Sunday, November 6, 2011

Mallow Mania!

Did you know that a marsh mallow is actually a plant? The Althaea officinalis is, according to the all-knowing Wikipedia, indigenous to Africa, and thanks to an ancient remedy for sore throats made from its roots, we now have delicious floats in our steaming mugs of hot chocolate.

File:Althea officinalis flor.jpg
Image via Wikipedia

Thank you, pretty flower!

I have wanted to make my own mallows for a good while , after learning that, in fact, this is possible, and that my grandmother made her own marshmallows all the years she and my grandfather lived in Brazil, when my mother was very small. Andrew's weekend absence on a church men's retreat provided the perfect canvas for my amateur culinary art splatters.
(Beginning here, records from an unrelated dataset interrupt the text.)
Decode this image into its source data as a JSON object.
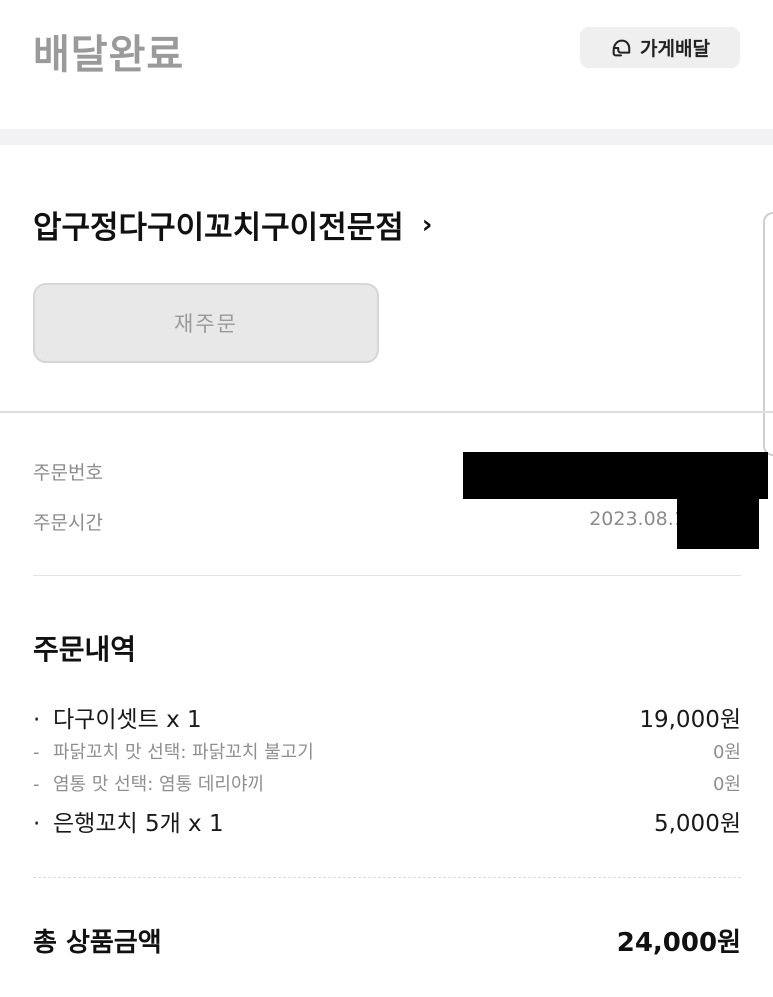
{
  "header": {
    "status": "배달완료",
    "delivery_chip": {
      "icon": "helmet-icon",
      "label": "가게배달"
    }
  },
  "store": {
    "name": "압구정다구이꼬치구이전문점",
    "chevron": "›"
  },
  "reorder_label": "재주문",
  "order_info": {
    "number_label": "주문번호",
    "time_label": "주문시간",
    "time_value": "2023.08.19"
  },
  "order_details": {
    "title": "주문내역",
    "rows": [
      {
        "bullet": "·",
        "name": "다구이셋트 x 1",
        "price": "19,000원"
      },
      {
        "bullet": "-",
        "name": "파닭꼬치 맛 선택: 파닭꼬치 불고기",
        "price": "0원"
      },
      {
        "bullet": "-",
        "name": "염통 맛 선택: 염통 데리야끼",
        "price": "0원"
      },
      {
        "bullet": "·",
        "name": "은행꼬치 5개 x 1",
        "price": "5,000원"
      }
    ]
  },
  "total": {
    "label": "총 상품금액",
    "value": "24,000원"
  }
}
(Before I proceed, I must warn you that I planned to take pictures of the process, but as it is a rather time-sensitive ordeal, and Andrew wasn't around to help ... there are none. I shall borrow some from The Mighty Internets.)
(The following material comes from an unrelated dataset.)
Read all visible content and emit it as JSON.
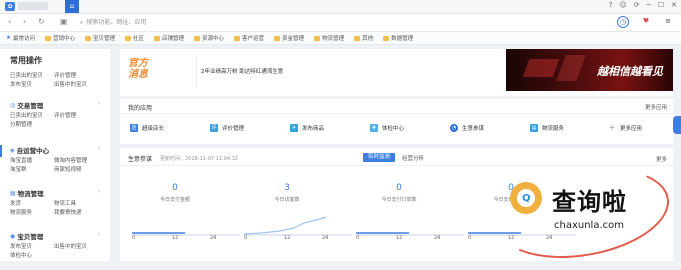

My favorite cookbook, Baked, from the rather well-known Brooklyn bakery of the same name (check them and their sweet cookbook out here), contains dozens of yummies I'm dying to try, but today, it was mallows. 

They seem fairly straight-forward, as home-made candies go, only requiring six ingredients: gelatin, sugar, corn syrup, vanilla, salt, and confectioner's sugar. Simple, right? The book calls for gelatin in sheets, but after some research, I discovered this can only be purchased in gourmet bakery shops or online, so I furthered my research to find out how to substitute regular gelatin for the sheets. It's the same stuff, right?  
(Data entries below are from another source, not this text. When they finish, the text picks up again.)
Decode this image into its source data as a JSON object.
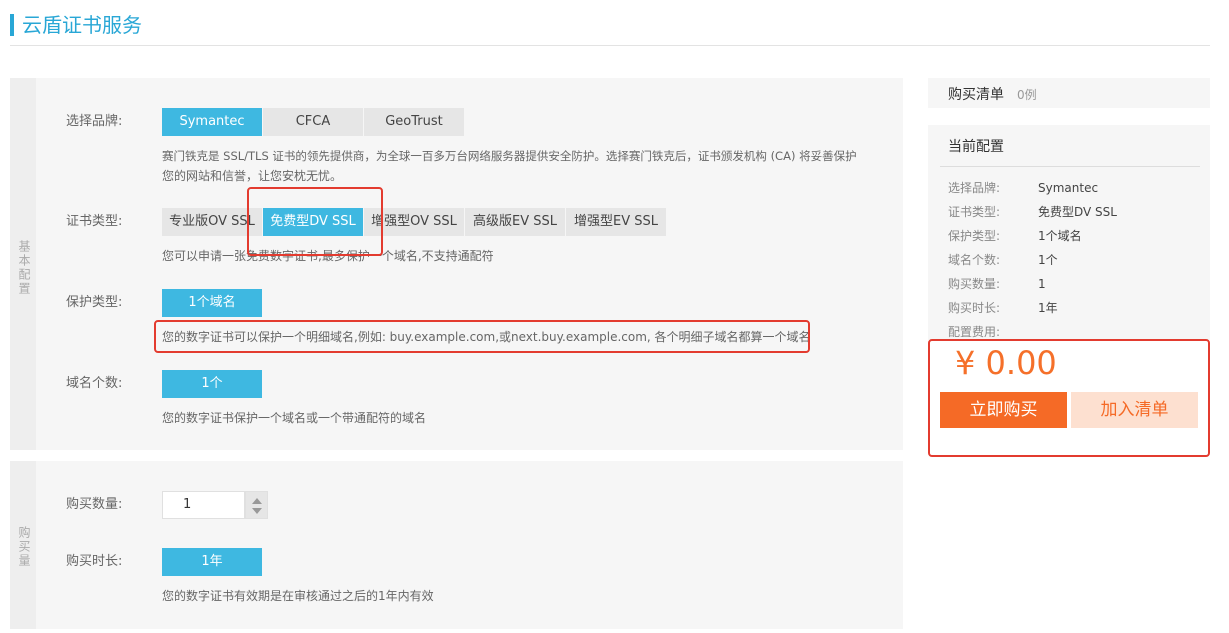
{
  "page": {
    "title": "云盾证书服务"
  },
  "sections": {
    "basic_label": "基本配置",
    "purchase_label": "购买量"
  },
  "brand": {
    "label": "选择品牌:",
    "options": [
      "Symantec",
      "CFCA",
      "GeoTrust"
    ],
    "selected": "Symantec",
    "description_line1": "赛门铁克是 SSL/TLS 证书的领先提供商，为全球一百多万台网络服务器提供安全防护。选择赛门铁克后，证书颁发机构 (CA) 将妥善保护",
    "description_line2": "您的网站和信誉，让您安枕无忧。"
  },
  "cert_type": {
    "label": "证书类型:",
    "options": [
      "专业版OV SSL",
      "免费型DV SSL",
      "增强型OV SSL",
      "高级版EV SSL",
      "增强型EV SSL"
    ],
    "selected": "免费型DV SSL",
    "description": "您可以申请一张免费数字证书,最多保护一个域名,不支持通配符"
  },
  "protect_type": {
    "label": "保护类型:",
    "options": [
      "1个域名"
    ],
    "selected": "1个域名",
    "description": "您的数字证书可以保护一个明细域名,例如: buy.example.com,或next.buy.example.com, 各个明细子域名都算一个域名"
  },
  "domain_count": {
    "label": "域名个数:",
    "options": [
      "1个"
    ],
    "selected": "1个",
    "description": "您的数字证书保护一个域名或一个带通配符的域名"
  },
  "quantity": {
    "label": "购买数量:",
    "value": "1"
  },
  "duration": {
    "label": "购买时长:",
    "options": [
      "1年"
    ],
    "selected": "1年",
    "description": "您的数字证书有效期是在审核通过之后的1年内有效"
  },
  "cart": {
    "title": "购买清单",
    "count": "0例"
  },
  "config": {
    "title": "当前配置",
    "rows": [
      {
        "label": "选择品牌:",
        "value": "Symantec"
      },
      {
        "label": "证书类型:",
        "value": "免费型DV SSL"
      },
      {
        "label": "保护类型:",
        "value": "1个域名"
      },
      {
        "label": "域名个数:",
        "value": "1个"
      },
      {
        "label": "购买数量:",
        "value": "1"
      },
      {
        "label": "购买时长:",
        "value": "1年"
      }
    ],
    "fee_label": "配置费用:",
    "price": "¥ 0.00",
    "buy_button": "立即购买",
    "add_button": "加入清单"
  },
  "colors": {
    "accent": "#29a7d6",
    "selected_option": "#3eb8e1",
    "highlight_border": "#e33b2f",
    "price": "#f5702a",
    "buy_button": "#f56a26",
    "add_button_bg": "#fde0d0"
  }
}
You're supposed to put the gelatin sheets in cold water to sit while you get the actual candy part going (the corn syrup and sugar and such) -- I measured out my gelatin crystals, poured the cold water over them, and promptly realized I had no way of separating the cold water from the gelatin. You see, you're supposed to just pull the sheets out and melt them. I had a bowl full of cold water, ice cubes, and millions of tiny little gelatin crystals.  Whoops.

Pressing on (what else could I do?), I mixed my sugar and corn syrup and left it on the stove to reach the proper temperature, and went on a mad search for something to strain the gelatin with. A sieve was, of course, way too porous, and a paper towel too flimsy. I finally settled on a dish towel that resembled cheesecloth, and crossed my fingers as I held it one-handed over a colander and slowly poured my gelatin-infested water over top.

It worked! Plenty of crystals still oozed through, but I had a nice big glob of gelatin stuck to the towel, and another smaller glob in the colander. Breathing a sigh of relief, I put the emancipated gelatin back into its Pyrex bowl, and melted it over a pot of steaming water on the stove.

The melted gelatin went into the mixer bowl with some additional corn syrup, then the melted corn syrup and sugar were added, and the KitchenAid mixed happily away for five minutes, which transformed the mixture into something amazingly resembling raw marshmallow ...

Making marshmallow
Image via Let Her Bake Cake

Just like that! In went the vanilla and salt for one minute on high, then the whole lot was poured into a greased 9x13 pan, sprinkled with powdered sugar, and left to sit for an agonizing six hours.

Filled with all sorts of doubts regarding potential failures, mostly connected to The Gelatin Incident, I washed four loads of laundry, read some of Great Expectations, and generally wished time away until I could know if I was, indeed, bionic woman enough to successfully make my own marshmallows.

Six hours later, I dusted my counter top with confectioner's sugar, ran a knife around the edge of my pan, and slowly, wondrously, pulled one giant 9x13 marshmallow out of the pan. It weighed a ton.

DIY Girl's Guide to Making Marshmallows - Inspired Nest
Image via Inspired Nest

I meticulously marked one-inch increments along the edge, and triumphantly sliced that giant mallow into over 90 smaller mallows, which were rolled in more confectioner's sugar, and stored nicely in a Tupperware, where they should keep at least a week -- if they last that long.

They are fantastic: sweet, but not sickening, the vanilla flavor is pleasantly strong, the texture springy and light, and they melted almost instantly in our hot chocolate.

I did take a nice picture of the completed mallows, but the file is being ornery, so you'll just have to take my word for it that my mallows do, in fact, look like this:



Image via This Week for Dinner

I have eaten one at least every time I've walked into the kitchen.

As the recipe I used is from a published book, I hesitate to detail it online, but a simple Google search will provide you dozens of recipes for mallows.

You can also buy the Baked marshmallows (or cookbook) online here.

Happy Mallow-ing!

1 comment:

  1. mmm... that sounds delicious!!! I want to try it. Way better than the store bought mallows?